I am struggling with a decision regarding whether or not I should hold or sell a rental property.

Here are the details:

Seattle area (Renton)

Condo - built in 1979, the complex itself is in decent shape, but showing its age. No special assessments or indications of anything  significant upcoming.

Purchased in 2011 for $46k (foreclosure)

Current value: $200k + (comparable units, in great condition - mine is NOT in great condition)

Current mortgage: $27.5k @ $75/month

HOA: $323/month

Insurance: $34/month

Property Taxes: $163/month

Total Monthly expense: $595/month

Rent: $900/month

Total income: $305/month

I own two units in the complex, and plan to hold one of them long term for both the rental income and, potentially, a place for my son to live a few years from now (If you are familiar with the real estate market in the Seattle area, you know how hard it is for young people to find a reasonably priced place to live. I'd like to save him that pain). Between the two of the rental units, it's a pretty decent monthly income. I purchased the other unit for a very similar price, but charge $1000/month, as it's in better shape than the other. 

I have long term tenants in both units (5 years, and 4 years). The rent on both units is significantly below market rate. Upgraded units in the same complex are getting between $1300 and $1500/month at the high end. I could not charge this currently - the units both need a remodel.

The unit I am considering selling is not in great shape. It was low end and very dated when I rented it out to the current tenant, and has seen significant wear and tear in the 5 years they've been there. It doesn't look great. (Explains the current rent I'm charging below market rate). It would need a complete remodel before I would consider renting it out to another tenant or selling it.
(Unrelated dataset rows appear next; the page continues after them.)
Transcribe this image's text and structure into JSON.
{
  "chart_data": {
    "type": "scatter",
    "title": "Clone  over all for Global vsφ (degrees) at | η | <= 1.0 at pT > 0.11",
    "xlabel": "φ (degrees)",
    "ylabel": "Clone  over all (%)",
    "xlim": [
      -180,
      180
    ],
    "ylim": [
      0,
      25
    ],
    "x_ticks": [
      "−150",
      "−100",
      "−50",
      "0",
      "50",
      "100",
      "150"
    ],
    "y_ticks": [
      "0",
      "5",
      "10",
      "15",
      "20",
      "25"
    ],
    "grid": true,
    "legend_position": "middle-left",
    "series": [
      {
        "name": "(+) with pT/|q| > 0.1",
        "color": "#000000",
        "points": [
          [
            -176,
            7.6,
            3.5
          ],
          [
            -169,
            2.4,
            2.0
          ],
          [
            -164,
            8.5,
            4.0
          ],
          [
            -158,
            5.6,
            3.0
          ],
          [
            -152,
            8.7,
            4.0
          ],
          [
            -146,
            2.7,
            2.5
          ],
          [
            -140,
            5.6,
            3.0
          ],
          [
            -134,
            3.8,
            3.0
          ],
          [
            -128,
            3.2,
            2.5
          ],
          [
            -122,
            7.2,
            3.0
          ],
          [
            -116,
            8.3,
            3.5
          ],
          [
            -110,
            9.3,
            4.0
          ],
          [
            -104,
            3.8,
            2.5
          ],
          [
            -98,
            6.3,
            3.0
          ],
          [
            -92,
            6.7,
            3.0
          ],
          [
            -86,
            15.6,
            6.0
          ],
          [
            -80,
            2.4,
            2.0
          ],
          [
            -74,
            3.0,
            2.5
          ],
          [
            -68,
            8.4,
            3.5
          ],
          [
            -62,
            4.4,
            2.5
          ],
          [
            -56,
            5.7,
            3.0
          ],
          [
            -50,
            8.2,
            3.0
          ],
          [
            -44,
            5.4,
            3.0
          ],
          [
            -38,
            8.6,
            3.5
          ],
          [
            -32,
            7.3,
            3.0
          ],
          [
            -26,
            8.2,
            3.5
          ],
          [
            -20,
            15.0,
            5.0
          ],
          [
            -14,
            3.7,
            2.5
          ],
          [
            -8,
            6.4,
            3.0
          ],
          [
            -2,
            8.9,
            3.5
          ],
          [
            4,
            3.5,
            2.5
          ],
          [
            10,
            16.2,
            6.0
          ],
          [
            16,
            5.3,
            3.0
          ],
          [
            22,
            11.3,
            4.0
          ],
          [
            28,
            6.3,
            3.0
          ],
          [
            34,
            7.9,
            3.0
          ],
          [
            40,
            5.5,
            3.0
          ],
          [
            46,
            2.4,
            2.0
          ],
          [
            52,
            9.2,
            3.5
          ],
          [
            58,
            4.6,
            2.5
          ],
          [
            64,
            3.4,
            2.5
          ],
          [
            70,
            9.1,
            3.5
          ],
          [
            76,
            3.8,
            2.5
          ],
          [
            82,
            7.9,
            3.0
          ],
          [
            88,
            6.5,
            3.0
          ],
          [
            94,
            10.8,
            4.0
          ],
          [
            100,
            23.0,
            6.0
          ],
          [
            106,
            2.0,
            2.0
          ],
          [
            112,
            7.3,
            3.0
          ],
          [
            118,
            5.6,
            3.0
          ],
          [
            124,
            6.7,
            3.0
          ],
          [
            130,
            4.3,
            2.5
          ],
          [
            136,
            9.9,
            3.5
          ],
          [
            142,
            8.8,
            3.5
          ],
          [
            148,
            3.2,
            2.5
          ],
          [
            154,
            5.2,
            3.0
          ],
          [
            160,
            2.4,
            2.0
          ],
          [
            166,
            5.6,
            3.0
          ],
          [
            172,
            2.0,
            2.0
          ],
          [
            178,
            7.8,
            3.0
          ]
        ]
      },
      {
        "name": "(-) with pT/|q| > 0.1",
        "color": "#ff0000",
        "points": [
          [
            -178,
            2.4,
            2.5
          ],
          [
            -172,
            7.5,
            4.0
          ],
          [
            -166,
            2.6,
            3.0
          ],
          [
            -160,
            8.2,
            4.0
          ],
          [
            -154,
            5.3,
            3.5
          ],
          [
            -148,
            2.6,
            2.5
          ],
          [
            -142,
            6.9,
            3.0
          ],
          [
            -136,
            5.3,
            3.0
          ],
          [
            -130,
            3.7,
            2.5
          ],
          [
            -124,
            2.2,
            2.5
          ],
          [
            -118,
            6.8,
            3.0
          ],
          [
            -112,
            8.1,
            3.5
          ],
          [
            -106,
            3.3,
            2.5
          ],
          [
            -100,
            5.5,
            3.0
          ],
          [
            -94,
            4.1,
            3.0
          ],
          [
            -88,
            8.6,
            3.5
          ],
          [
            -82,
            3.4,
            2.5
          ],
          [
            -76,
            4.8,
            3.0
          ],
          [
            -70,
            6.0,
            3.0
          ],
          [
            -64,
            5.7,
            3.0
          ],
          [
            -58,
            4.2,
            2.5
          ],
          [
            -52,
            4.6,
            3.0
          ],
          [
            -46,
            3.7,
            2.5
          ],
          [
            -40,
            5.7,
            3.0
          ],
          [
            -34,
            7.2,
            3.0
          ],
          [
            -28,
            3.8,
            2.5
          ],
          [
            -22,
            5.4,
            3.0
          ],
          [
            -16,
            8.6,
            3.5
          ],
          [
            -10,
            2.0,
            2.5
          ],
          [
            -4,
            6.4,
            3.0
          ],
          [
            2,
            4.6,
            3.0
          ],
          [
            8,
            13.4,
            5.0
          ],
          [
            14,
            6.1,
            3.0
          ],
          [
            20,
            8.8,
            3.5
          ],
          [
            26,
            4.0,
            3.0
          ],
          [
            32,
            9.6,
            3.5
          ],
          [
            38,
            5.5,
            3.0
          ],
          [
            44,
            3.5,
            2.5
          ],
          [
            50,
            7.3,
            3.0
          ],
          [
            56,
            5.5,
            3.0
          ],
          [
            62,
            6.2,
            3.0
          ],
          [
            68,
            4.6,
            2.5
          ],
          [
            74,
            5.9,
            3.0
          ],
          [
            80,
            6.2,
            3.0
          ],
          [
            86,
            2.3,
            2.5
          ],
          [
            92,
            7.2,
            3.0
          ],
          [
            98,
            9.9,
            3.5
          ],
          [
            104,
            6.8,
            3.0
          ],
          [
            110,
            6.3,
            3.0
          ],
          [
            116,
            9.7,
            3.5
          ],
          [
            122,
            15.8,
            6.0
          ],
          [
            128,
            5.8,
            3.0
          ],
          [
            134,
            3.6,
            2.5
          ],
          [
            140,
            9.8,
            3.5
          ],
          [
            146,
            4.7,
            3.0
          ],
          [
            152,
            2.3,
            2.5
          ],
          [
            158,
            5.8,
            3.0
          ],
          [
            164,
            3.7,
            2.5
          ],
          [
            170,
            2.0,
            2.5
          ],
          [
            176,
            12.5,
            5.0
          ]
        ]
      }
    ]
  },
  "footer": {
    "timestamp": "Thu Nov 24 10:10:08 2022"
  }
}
I worry a bit about a market correction here in Seattle, and at 4x appreciation, I wonder if it wouldn't be best to take the money and run on one of the units.

I don't have plans at the moment to purchase another rental property here in Seattle (I think you'd be crazy to do that right now) or anywhere else, though I guess I would consider it if I could get into a small complex of some sort in a reasonably priced and growing area of the country. The only current plans for the money would be to pay off the mortgage on the rental units ($55k total, between the two) and pay off my own house. So I'd take the hit on capital gains and be pretty happy about being free of one rental responsibility and the mortgage on my house. At the same time, I feel like I could really put that money to use, and help ensure a better retirement. See my conundrum?

I did a remodel on one of them when I first bought it - did everything myself - Home Depot quality materials - and did it for about $6k. I don't have the time or energy to do this myself this time around, so figure it would cost me $20k to have someone do it for me. 

I'm almost 50, and plan to retire in about 10 years. I manage both these units myself.

I would love some feedback from the community - what would you do?

  • Remodel and re-rent at a higher rate?
  • Remodel and sell - pay off the mortgages on both units and my personal house?
  • Remodel and sell - invest in a multi-plex of some sort somewhere less expensive in the country. (I don't have an objection to buying somewhere remote and utilizing a property management company)
  • Hold steady - don't do anything. Keep collecting rent?


Thanks in advance for the feedback - what a great community!